The resting membrane potential...
Understanding the resting membrane potential is the first step in understanding exactly how the action potential is able to travel throughout the body...
Like most cells, neuronal cells (or commonly known as neurons) contain a cellular membrane. It's this membrane that allows an action potential to occur. This is only able to happen because of difference in voltage between the inside and outside of the cell. This difference in voltage at rest is what's termed the "resting membrane potential," and it typically sits around -70mV in most cells.*
*depending on the neuron RMPs can vary from -40 to -90mV, but the majority stay around -70mV at rest.
This difference in charges forms whats known as a concentration gradient and is created by the different concentrations of electrically charged particles, particularly potassium (K+) and sodium (Na+).
It is important here to know that the interior of the cell contains a greater concentration of potassium (K+) ions and a lower concentration of sodium (Na+) ions relative to the outside, and it is this relative difference that creates this -70mV charge.
Within the cell's membrane are various proteins that act as channels for ions to come and go. These channels vary in the way that they allow K+ and Na+ in and out of the cell. Some are "leaky" channels, that allow either K+ or Na+ (depending on the channel) to freely leave the cell down their concentration gradients. Others are voltage or chemically gated channels that are more involved with the action potential than the RMP.
So picture this, a cell membrane with a leaky K+ channel, and a leaky Na+ channel.

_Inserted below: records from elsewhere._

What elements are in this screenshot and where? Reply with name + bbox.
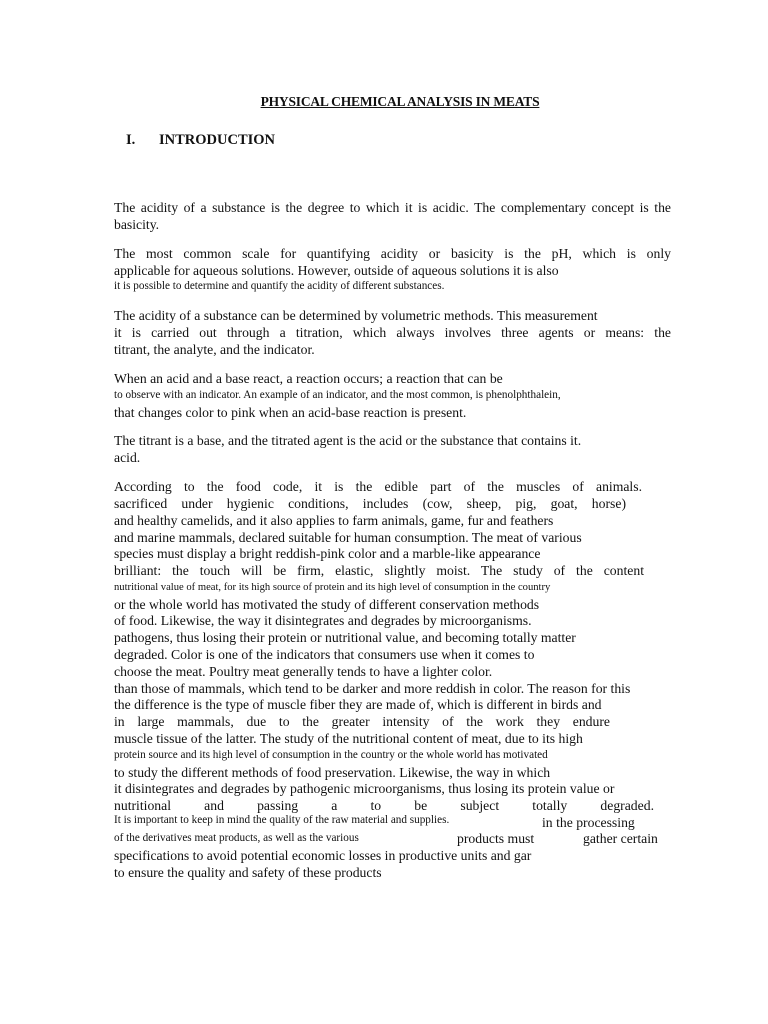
text-line: it is possible to determine and quantify the acidity of different substances. <box>114 280 445 292</box>
text-line: When an acid and a base react, a reaction occurs; a reaction that can be <box>114 371 503 386</box>
text-line: nutritional value of meat, for its high source of protein and its high level of consumption in the country <box>114 582 551 593</box>
text-line: The titrant is a base, and the titrated agent is the acid or the substance that contains it. <box>114 433 582 448</box>
text-line: products must <box>457 831 535 846</box>
text-line: basicity. <box>114 217 160 232</box>
text-line: pathogens, thus losing their protein or nutritional value, and becoming totally matter <box>114 630 576 645</box>
text-line: nutritional and passing a to be subject totally degraded. <box>114 798 654 813</box>
text-line: According to the food code, it is the edible part of the muscles of animals. <box>114 479 642 494</box>
text-line: protein source and its high level of consumption in the country or the whole world has motivated <box>114 749 548 761</box>
section-label: INTRODUCTION <box>159 132 276 148</box>
text-line: it disintegrates and degrades by pathogenic microorganisms, thus losing its protein value or <box>114 781 615 796</box>
text-line: than those of mammals, which tend to be darker and more reddish in color. The reason for this <box>114 681 631 696</box>
text-line: muscle tissue of the latter. The study of the nutritional content of meat, due to its high <box>114 731 583 746</box>
text-line: brilliant: the touch will be firm, elastic, slightly moist. The study of the content <box>114 563 644 578</box>
document-title: PHYSICAL CHEMICAL ANALYSIS IN MEATS <box>260 94 540 109</box>
text-line: or the whole world has motivated the study of different conservation methods <box>114 597 540 612</box>
text-line: and healthy camelids, and it also applies to farm animals, game, fur and feathers <box>114 513 554 528</box>
text-line: of food. Likewise, the way it disintegrates and degrades by microorganisms. <box>114 613 532 628</box>
text-line: that changes color to pink when an acid-base reaction is present. <box>114 405 467 420</box>
text-line: The most common scale for quantifying acidity or basicity is the pH, which is only <box>114 246 671 261</box>
text-line: in large mammals, due to the greater intensity of the work they endure <box>114 714 610 729</box>
text-line: acid. <box>114 450 141 465</box>
text-line: to observe with an indicator. An example of an indicator, and the most common, is phenolphthalein, <box>114 389 561 401</box>
text-line: applicable for aqueous solutions. However, outside of aqueous solutions it is also <box>114 263 559 278</box>
text-line: to ensure the quality and safety of these products <box>114 865 382 880</box>
text-line: The acidity of a substance is the degree to which it is acidic. The complementary concept is the <box>114 200 671 215</box>
text-line: and marine mammals, declared suitable for human consumption. The meat of various <box>114 530 582 545</box>
text-line: species must display a bright reddish-pink color and a marble-like appearance <box>114 546 541 561</box>
section-number: I. <box>126 132 136 148</box>
text-line: of the derivatives meat products, as well as the various <box>114 832 359 844</box>
text-line: to study the different methods of food preservation. Likewise, the way in which <box>114 765 551 780</box>
text-line: titrant, the analyte, and the indicator. <box>114 342 315 357</box>
text-line: It is important to keep in mind the quality of the raw material and supplies. <box>114 814 450 826</box>
text-line: choose the meat. Poultry meat generally tends to have a lighter color. <box>114 664 493 679</box>
text-line: it is carried out through a titration, which always involves three agents or means: the <box>114 325 671 340</box>
text-line: gather certain <box>583 831 658 846</box>
section-heading <box>126 132 275 149</box>
text-line: specifications to avoid potential economic losses in productive units and gar <box>114 848 532 863</box>
text-line: sacrificed under hygienic conditions, includes (cow, sheep, pig, goat, horse) <box>114 496 626 511</box>
text-line: the difference is the type of muscle fiber they are made of, which is different in birds and <box>114 697 602 712</box>
text-line: The acidity of a substance can be determined by volumetric methods. This measurement <box>114 308 598 323</box>
text-line: in the processing <box>542 815 635 830</box>
text-line: degraded. Color is one of the indicators that consumers use when it comes to <box>114 647 535 662</box>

At rest, the cell is only slightly permeable to Na+ ions, but very permeable to K+ ions (~75 times more). Therefore, the high efflux of K+ ions is the main reason the RMP exists. Since there are more K+ ions inside the cell, they will pass through the channel down their concentration gradient to the outside of the cell. The opposite will occur with Na+. These ions will go down their concentration gradient INTO the cell through their own set of "leaky" channels.
So logically, you may think that at some point, this efflux and influx of ions would in time balance out, causing this membrane to become electrically neutral, and if you're thinking that, you're thinking the right way, however,these ions are constantly being actively replaced to their origins by what's known as an ATPase pump.
This pump is a protein channel similar to the leaky channels, however, this is an active pump whereas the leaky channels are passive. "Active" simply mean energy is required to drive the movement. In this case, ATP powers the channel to take replace 3 Na+, and 2 K+, to their origins against the concentration gradients (hence energy is required). The odd number of Na+ keeps the concentration constantly changing and the membrane potential from becoming electrically neutral.
Remember, 2 K+'s in for every 3 Na's out. Since there's two K's in "kink," it might help you remember this. 2 K's go IN the cell, for 3 Na's out. KINK.